Minggu 30 Januari 2011, Foke akhirnya menyatakan setuju adanya jalur sepeda pertama di Jakarta. Panjangnya sekitar 1,5 km, menghubungkan Taman Ayodya (Jalan Melawai Raya) dan sekitar Kantor Walikota Jakarta Selatan (Jalan Prapanca Raya).
Baca juga: https://kompas.id/baca/riset/2019/11/23/jalur-baru-pengguna-sepeda-di-ibu-kota/
Pemprov DKI menilai jumlah pesepeda aktif ke tempat bekerja masih belum banyak, sehingga belum bisa menyediakan jalur khusus yang panjang. Realisasinya baru terlihat pada tanggal 5 Mei 2011 ketika meresmikan jalur ini. Gubernur pun berjanji akan ada empat wilayah lain yang memilikinya.

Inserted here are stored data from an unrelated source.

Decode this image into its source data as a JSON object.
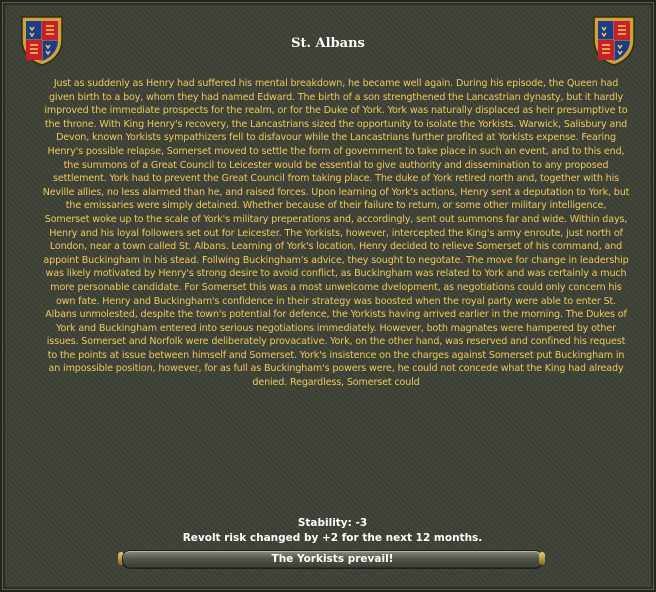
{
  "event": {
    "title": "St. Albans",
    "description": "Just as suddenly as Henry had suffered his mental breakdown, he became well again. During his episode, the Queen had given birth to a boy, whom they had named Edward. The birth of a son strengthened the Lancastrian dynasty, but it hardly improved the immediate prospects for the realm, or for the Duke of York. York was naturally displaced as heir presumptive to the throne. With King Henry's recovery, the Lancastrians sized the opportunity to isolate the Yorkists. Warwick, Salisbury and Devon, known Yorkists sympathizers fell to disfavour while the Lancastrians further profited at Yorkists expense. Fearing Henry's possible relapse, Somerset moved to settle the form of government to take place in such an event, and to this end, the summons of a Great Council to Leicester would be essential to give authority and dissemination to any proposed settlement. York had to prevent the Great Council from taking place. The duke of York retired north and, together with his Neville allies, no less alarmed than he, and raised forces. Upon learning of York's actions, Henry sent a deputation to York, but the emissaries were simply detained. Whether because of their failure to return, or some other military intelligence, Somerset woke up to the scale of York's military preperations and, accordingly, sent out summons far and wide. Within days, Henry and his loyal followers set out for Leicester. The Yorkists, however, intercepted the King's army enroute, just north of London, near a town called St. Albans. Learning of York's location, Henry decided to relieve Somerset of his command, and appoint Buckingham in his stead. Follwing Buckingham's advice, they sought to negotate. The move for change in leadership was likely motivated by Henry's strong desire to avoid conflict, as Buckingham was related to York and was certainly a much more personable candidate. For Somerset this was a most unwelcome dvelopment, as negotiations could only concern his own fate. Henry and Buckingham's confidence in their strategy was boosted when the royal party were able to enter St. Albans unmolested, despite the town's potential for defence, the Yorkists having arrived earlier in the morning. The Dukes of York and Buckingham entered into serious negotiations immediately. However, both magnates were hampered by other issues. Somerset and Norfolk were deliberately provacative. York, on the other hand, was reserved and confined his request to the points at issue between himself and Somerset. York's insistence on the charges against Somerset put Buckingham in an impossible position, however, for as full as Buckingham's powers were, he could not concede what the King had already denied. Regardless, Somerset could",
    "stability": "Stability: -3",
    "revolt": "Revolt risk changed by +2 for the next 12 months.",
    "option": "The Yorkists prevail!"
  },
  "icons": {
    "left_shield": "royal-coat-of-arms-icon",
    "right_shield": "royal-coat-of-arms-icon",
    "scroll_up": "scroll-up-knob-icon"
  },
  "colors": {
    "text_gold": "#f0c860",
    "background": "#3e4236",
    "title_white": "#ffffff"
  }
}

Setahun kemudian, Desember 2012, jalur sepanjang bantaran Banjir Kanal Timur (BKT) yaitu Cipinang-Pondok Kopi dan Pondok Kopi-Marunda, dengan total 23,5 Km, menjadi jalur kedua. Berikutnya adalah Jalan Imam Bonjol-Diponegoro (2 Km).
Tahun 2015, pada masa kepemimpinan Gubernur Basuki Tjahaja Purnama, muncul pula rencana pembangunan beberapa jalur sepeda. Beberapa jalur itu adalah Taman Surapati-Balaikota, Kelapa Gading - Mall Of Indonesia - Mall Kelapa Gading - Gading Nias, Jalan Salemba Raya, Pasar Jumat, Jalan Pemuda, Ancol, dan Jalan Benyamin Sueb. Namun, jalur tersebut belum terwujud.
Masa Depan Sepeda
Kehadiran jalur sepeda semakin disadari berbagai pihak sebagai sebuah hal bermanfaat. Keberadaan jalur sepeda kini ini juga didukung perangkat hukum, yaitu Undang-Undang Nomor 22 Tahun 2009 tentang Lalu Lintas dan Angkutan Jalan.
Dalam pasal 106 aturan ini, dijelaskan bahwa setiap orang yang mengemudikan kendaraan bermotor di jalan wajib mengutamakan keselamatan pejalan kaki dan pesepeda. Sanksi bagi pengendara motor atau mobil yang melintas di jalur sepeda, yaitu tilang atau denda yang mencapai Rp 500 ribu.
Namun, ada beberapa hal yang bisa jadi pertimbangan untuk kelanjutan jalur (baru) yang ada sekarang. Menurut Ketua Institut Studi Transportasi (Instran) Darmaningtyas, ada lima hal yang harus diperhatikan. Pertama, pilihan jalur harus tepat agar keberadaannya optimal.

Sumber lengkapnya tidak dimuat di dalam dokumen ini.